Welcome to our micro- and nano- dynamic research website.
We are a multidisciplinary multicultural group headed by Professor Kenneth Foster, a physicist who uses both experimental and theoretical approaches to solve important biological questions. Professor Jureepan Saranak supplements the team with the biomedical science background.
Our overall research goals are to understand at the cellular and molecular levels each of the biological signal processing components in the chain from the sensory inputs from external and internal sources, the intracellular signal processing network, and the varied output responses. We use model cell systems from four major biological Kingdoms:
- The Green Alga, Chlamydomonas reinhardtii
- The Fungal zoospores of Allomyces reticulatus
- The Stramenopiles, Mallomonas and Fucus sperm.
- The Euglenoids,Peranema
J. Vidyadharan and K. Foster We particularly study the visual system --- starting from the architecture of its light capturing structure, a dielectric antenna or eye. At the cellular level, the nonlinear ciliary responses that enable the cell to use its eye to track the direction of light are being analyzed. At the intermolecular level, we are employing systems analysis to describe the network of sensory signals within a single cell. Some of these signals come from light receptors at the eye and are used to steer the cell with its cilia. At the molecular level, we are studying how biological light sensor molecules (rhodopsins) work. Specifically, the mechanism of activation of the rhodopsin and other G-protein-activating receptors has been sought. With the conservation of nature, hundreds of different receptors in human would appear to be in the same superfamily, first evolved 3.5 billion years ago. In addition, we wish to understand the ubiquitous pathways by which light can control gene expression.
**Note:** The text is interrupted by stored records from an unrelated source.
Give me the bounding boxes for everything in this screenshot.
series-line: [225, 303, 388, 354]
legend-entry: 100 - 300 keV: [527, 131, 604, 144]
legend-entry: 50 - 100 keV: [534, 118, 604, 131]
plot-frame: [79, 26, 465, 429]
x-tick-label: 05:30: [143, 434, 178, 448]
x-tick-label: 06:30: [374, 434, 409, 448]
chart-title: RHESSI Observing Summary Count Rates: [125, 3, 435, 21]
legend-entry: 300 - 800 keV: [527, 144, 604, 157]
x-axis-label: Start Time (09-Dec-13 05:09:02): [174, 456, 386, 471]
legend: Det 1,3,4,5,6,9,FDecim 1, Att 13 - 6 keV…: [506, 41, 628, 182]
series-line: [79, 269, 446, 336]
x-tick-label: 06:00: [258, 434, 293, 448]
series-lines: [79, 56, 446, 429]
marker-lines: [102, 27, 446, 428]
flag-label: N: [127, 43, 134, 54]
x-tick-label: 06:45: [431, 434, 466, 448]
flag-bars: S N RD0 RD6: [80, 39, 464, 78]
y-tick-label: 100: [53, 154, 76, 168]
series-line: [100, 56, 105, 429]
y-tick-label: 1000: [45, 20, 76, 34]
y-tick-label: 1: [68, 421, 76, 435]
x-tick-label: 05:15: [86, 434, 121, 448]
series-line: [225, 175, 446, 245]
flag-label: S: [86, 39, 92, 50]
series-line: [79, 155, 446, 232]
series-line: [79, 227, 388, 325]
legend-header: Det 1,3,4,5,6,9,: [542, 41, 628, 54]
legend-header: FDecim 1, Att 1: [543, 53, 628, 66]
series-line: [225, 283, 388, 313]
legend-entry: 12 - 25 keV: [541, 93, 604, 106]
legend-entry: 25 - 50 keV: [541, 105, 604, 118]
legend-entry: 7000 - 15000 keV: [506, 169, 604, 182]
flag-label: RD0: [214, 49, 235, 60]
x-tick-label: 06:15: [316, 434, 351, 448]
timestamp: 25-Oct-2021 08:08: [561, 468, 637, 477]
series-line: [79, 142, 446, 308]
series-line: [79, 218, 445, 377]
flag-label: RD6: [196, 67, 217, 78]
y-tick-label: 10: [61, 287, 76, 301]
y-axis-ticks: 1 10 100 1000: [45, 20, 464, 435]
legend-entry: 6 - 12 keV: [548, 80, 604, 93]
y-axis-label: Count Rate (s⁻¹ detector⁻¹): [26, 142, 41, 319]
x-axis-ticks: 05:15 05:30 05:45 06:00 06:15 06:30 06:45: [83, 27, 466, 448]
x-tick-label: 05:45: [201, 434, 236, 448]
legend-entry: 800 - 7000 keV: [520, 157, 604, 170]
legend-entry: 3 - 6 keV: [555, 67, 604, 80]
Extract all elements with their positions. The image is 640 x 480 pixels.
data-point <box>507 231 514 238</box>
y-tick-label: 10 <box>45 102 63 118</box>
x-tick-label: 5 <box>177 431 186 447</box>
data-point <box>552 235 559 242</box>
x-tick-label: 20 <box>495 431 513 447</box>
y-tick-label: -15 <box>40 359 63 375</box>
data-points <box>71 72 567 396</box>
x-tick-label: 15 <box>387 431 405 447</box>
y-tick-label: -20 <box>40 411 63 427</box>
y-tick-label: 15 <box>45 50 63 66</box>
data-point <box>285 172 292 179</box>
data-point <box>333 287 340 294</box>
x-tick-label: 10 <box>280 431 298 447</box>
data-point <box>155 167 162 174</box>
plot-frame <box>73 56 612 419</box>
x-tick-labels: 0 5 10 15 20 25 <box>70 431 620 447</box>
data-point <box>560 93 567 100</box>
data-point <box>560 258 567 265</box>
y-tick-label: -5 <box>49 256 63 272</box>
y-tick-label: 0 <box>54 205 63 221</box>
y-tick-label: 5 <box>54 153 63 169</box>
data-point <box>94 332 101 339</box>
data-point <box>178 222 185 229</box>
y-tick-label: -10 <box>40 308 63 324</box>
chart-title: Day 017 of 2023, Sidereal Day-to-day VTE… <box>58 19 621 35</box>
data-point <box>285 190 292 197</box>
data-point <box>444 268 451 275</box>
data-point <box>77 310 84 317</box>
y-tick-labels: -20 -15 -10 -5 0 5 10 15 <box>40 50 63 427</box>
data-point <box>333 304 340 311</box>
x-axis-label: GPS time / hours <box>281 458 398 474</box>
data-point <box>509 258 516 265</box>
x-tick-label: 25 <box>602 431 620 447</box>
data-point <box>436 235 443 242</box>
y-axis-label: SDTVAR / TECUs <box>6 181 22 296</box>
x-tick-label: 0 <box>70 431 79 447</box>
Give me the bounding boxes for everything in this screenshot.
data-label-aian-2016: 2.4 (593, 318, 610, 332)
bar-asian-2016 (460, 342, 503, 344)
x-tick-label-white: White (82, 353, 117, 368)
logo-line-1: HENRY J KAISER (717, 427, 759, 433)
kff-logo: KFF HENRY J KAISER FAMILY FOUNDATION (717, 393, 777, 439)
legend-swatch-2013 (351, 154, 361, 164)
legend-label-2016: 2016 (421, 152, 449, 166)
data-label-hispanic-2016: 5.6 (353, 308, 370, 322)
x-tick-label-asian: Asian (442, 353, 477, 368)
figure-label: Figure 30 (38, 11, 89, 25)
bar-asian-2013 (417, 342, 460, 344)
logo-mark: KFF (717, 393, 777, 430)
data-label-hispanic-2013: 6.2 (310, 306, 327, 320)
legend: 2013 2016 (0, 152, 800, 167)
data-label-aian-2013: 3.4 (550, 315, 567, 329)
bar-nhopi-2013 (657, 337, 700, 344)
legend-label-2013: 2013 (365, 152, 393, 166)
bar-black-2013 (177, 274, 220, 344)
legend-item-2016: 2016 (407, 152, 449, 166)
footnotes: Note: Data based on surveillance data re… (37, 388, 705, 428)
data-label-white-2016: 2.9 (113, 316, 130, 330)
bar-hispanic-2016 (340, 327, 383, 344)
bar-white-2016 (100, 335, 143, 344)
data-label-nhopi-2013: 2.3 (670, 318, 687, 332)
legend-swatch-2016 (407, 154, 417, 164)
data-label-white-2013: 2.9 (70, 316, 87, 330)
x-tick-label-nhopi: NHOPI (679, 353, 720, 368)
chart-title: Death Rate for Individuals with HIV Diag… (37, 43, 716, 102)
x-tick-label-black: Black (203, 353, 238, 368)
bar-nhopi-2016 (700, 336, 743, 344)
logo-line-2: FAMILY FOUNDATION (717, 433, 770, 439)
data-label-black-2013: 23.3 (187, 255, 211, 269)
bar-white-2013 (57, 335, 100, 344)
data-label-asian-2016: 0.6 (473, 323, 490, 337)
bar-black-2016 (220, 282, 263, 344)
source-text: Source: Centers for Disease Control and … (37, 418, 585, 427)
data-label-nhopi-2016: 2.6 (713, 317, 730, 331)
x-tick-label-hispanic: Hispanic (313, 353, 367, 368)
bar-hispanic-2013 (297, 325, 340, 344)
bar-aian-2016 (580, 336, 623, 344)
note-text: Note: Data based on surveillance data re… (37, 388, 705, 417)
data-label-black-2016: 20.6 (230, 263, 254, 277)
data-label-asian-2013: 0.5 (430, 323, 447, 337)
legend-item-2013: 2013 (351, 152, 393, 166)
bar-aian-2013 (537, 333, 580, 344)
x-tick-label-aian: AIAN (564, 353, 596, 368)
For the biological output system, we record and analyze different levels of responses
from cell population and single cell phototaxis (swimming direction of the cells
with respect to the light path), single cell swimming pattern,electrical field and
current of cell population, 2-D and 3-D ciliary motion.
Berk and Lodish, Molecular Cell Biology, 4th edition
One of our projects aims at understanding the beating and control mechanisms of a cilium --- a slender cylindrical appendage of eukaryotic cells specialized for propulsion, moving fluids, measuring fluid flow or modified as a sensor. The core structure of the cilium, known as the axoneme, consists of nine microtubule doublets surrounding a central pair of microtubules. Taking into account the hydrodynamic forces along the cilia, we develop both experimental and theoretical techniques to identify mechanisms controlling the ciliary functions.